Halloween Indoctrination
I’ve blogged
before about my enthusiasm for all things Halloween. Now that I have grandchildren, it would
follow that I introduce them to the thrills and chills of the season. OK, since Luke is just two I have to tread
lightly there lest I get reported to some agency of some sort. But he’s enjoying the spooky season now as
much as any two-year-old, I think.
Here are the
photos to prove it. Whether it’s holding up the pumpkin he found during a local pumpkin hunt, admiring the creepy spiders on the side of a
house at a Crossroads Village ghost and goodies event, or playing with the Halloween display in our bay window, Luke’s interest and appreciation
is obvious.
If you say that
two-year-olds should be engaging in less things macabre and more things
developmental, let me add that there’s education bonuses to horror, even at the
age of two. Luke’s favorite Halloween
creature is the spider and he
particularly likes monster spiders like the gigantic arachnid in the movie
Tarantula.
When he watches
the movie trailer from our DVD, he reads aloud the phrases he recognizes as
they come on the screen:
“Bullets can’t
stop it.” “Dynamite can’t kill it.” “Tarantula.”
Man, if he isn’t pre-school material already. I can see him zombie-walking into pre-school
(he’s learned to do a good zombie walk too), then speaking up when the teacher
pulls out a stuffed animal—“Dynamite can’t kill it.”
Not only word
recognition, but our Halloween fun develops leadership skills. A couple weekends ago we took our grandsons
to the Crossroads “Halloween” Village near Flint. It’s relatively tame fun with a train ride
down a track among some painted wooden spooks and adults in costume passing out
treats in the village.
They also had a
straw minion maze built in a Despicable Me theme. We coaxed our pre-school grandkids into the
entrance, then I went around the straw-bale labyrinth to the end to wait. I could see over the top Grant leading Luke
around this corner and down this or that path.

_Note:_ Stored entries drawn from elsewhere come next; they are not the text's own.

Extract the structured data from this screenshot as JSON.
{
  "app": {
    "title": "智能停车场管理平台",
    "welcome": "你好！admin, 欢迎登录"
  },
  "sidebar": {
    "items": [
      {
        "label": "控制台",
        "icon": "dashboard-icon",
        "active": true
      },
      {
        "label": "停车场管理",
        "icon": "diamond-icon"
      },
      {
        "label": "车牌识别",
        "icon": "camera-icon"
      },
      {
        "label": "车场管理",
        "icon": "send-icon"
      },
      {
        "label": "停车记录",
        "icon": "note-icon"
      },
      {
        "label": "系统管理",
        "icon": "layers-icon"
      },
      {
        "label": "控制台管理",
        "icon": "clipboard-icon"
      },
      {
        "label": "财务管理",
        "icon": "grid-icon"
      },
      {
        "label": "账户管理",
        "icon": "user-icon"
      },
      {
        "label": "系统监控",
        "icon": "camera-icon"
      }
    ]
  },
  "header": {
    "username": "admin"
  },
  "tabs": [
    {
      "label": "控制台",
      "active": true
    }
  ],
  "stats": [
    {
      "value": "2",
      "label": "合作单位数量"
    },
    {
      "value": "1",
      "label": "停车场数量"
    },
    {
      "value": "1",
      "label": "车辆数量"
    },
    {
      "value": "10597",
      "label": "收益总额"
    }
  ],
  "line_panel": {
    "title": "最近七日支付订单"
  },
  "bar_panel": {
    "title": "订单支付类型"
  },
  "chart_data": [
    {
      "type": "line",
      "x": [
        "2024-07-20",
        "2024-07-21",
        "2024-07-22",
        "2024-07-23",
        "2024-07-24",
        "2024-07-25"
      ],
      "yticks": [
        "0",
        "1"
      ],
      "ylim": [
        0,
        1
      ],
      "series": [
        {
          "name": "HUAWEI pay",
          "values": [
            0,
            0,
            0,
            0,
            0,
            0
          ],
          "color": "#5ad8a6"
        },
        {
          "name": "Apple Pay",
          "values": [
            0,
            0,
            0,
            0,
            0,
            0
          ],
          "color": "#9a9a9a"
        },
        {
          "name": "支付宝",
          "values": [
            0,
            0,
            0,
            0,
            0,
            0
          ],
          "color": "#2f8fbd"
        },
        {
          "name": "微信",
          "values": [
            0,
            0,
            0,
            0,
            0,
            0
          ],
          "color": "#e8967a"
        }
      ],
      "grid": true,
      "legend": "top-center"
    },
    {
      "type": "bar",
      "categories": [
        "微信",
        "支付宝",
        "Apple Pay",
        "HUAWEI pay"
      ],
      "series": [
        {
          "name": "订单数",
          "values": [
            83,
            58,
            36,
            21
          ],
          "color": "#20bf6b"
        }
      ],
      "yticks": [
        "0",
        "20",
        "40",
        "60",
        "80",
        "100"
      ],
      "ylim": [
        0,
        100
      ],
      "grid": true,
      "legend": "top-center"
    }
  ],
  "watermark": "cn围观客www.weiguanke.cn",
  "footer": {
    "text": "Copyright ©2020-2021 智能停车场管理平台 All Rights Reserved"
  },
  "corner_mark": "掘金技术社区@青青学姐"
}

Using their problem-solving skills, they were. Never mind that most parents were in there themselves
to help their own kids through the maze.
I was confident
they could do this themselves, even when Grant took a wrong turn and started
back the opposite way they came. I
noticed Luke even took over the lead at one point. I knew they’d make it out before dark and they
did. Now Luke leads his grandma and I
down wooded paths near our home.
Luke, pointing
down the path: “This way.”
Me: “This way?”
Luke: “Yep.”
I can’t say
nothing scares Luke, though. We were
playing a music video of Michael Jackson’s Thriller, which is scary enough in
itself, when Wendy and I broke into our own version of the zombie dance. Luke covered his head and said, “No dance,
grandpa.” Guess there’s some things even
scarier than Michael Jackson’s Thriller.